Я взглянула на часы. Поезд через полтора часа. От вокзала я добежала за десять минут, но это налегке. С рюкзаком будет раза в два дольше. Собрать вещи я могу максимум за четверть часа – причем, с запасом. Иными словами, у меня есть целых сорок свободных минут, которые некуда девать. Кроме того, Сатеку я действительно обещала. Значит…
– Ладно, – я махнула рукой. – Пойдем танцевать, Сатурнин. Только не вздумай разыгрывать из себя узурпатора. Меня устроит только святой.
Он широко улыбнулся:
– Нет проблем, императорка.
В зале было темным-темно: в последнее время взяли за моду еще и опускать шторы – так, чтобы за греховным топтанием в обнимку не подглядывали ни фонари с улицы, ни луна с неба. Сатек сразу взял меня в оборот, и я не стала возражать, потому что вдруг поняла, что именно это мне и нужно сейчас. Императорка так императорка: я обвила руками шею своего узурпатора и прижалась к нему всем телом.

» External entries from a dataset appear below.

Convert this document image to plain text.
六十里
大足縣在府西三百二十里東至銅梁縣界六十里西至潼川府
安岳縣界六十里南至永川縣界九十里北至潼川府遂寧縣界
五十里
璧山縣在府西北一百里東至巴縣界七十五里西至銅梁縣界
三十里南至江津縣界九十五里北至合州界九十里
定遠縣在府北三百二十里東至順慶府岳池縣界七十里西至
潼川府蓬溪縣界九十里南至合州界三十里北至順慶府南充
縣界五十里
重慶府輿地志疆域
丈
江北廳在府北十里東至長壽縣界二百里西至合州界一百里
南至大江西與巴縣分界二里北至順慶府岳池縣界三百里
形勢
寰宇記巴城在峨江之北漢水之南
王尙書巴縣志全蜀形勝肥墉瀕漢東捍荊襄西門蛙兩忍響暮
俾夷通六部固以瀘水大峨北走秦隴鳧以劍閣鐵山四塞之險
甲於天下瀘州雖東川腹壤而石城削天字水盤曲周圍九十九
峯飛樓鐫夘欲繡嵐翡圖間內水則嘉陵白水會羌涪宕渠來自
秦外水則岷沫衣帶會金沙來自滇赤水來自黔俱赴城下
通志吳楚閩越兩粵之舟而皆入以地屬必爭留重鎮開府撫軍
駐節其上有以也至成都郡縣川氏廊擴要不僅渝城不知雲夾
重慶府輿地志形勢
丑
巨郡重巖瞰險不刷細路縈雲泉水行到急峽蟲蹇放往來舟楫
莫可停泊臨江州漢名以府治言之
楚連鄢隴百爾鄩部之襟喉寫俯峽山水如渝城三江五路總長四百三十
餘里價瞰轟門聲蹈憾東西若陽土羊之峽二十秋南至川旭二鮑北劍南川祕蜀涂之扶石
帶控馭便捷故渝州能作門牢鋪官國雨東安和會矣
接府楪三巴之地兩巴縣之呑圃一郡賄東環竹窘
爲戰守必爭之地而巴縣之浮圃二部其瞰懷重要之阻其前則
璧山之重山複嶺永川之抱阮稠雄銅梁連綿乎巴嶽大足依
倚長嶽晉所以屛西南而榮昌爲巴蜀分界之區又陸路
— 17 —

– Мм-м… – прошептал он, щекоча мне ухо. – Ты пахнешь вишней…
«Чем же еще мне пахнуть, святой Сатурнин? – подумала я. – Не вокзальным же сортиром… А, собственно, на черта мне этот вокзал и на фига мне этот поезд? Ведь вот я, уже еду, раскачиваясь в своем мягком вагоне. Сатек теперь мой тепловоз, Сатек теперь мое купе, мой проводник, мой кондуктор и контролер. Давай, проводник, веди… Давай, контролер, контролируй…»
Я подняла к нему лицо, так, что его губам было просто некуда деваться от моих губ. Музыка гремела у меня в ушах, кондуктор не спешил, кондуктор, безусловно, очень многое понимал в своем ремесле. Не знаю, сколько времени мы раскачивались так, наплевав на всех, презрев посторонние взгляды, правила и запреты. Поезд на Питер наверняка давно ушел, но мне было наплевать и на это. Я расстегнула его рубашку и прижалась лицом к голой гладкой груди.
– Сатек, пойдем, а? Отведи меня куда-нибудь…
Он обнял меня за плечи, и мы вышли из зала, пошатываясь, как пьяные. Ребята на выходе расступались с глупыми улыбками; мы шли сквозь них, как две слившиеся воедино раскаленные кометы летят сквозь мерзлый метеоритный дождь, и ни у кого не было даже капли сомнения в том, что мы намереваемся делать, как только останемся вдвоем. Я шла, закрыв глаза, полностью доверившись своему умелому проводнику. Шла туда, куда он вел, туда, ку…
– Всё, пришли, Александра, – вдруг сказал он.
Мы стояли у двери в мою комнату. Вместо того, чтобы вести меня на чердак, в подвал или во двор на скамейку, этот тип попросту проводил меня домой!
– Сатек, – сказала я, – наверно, ты плохо понял…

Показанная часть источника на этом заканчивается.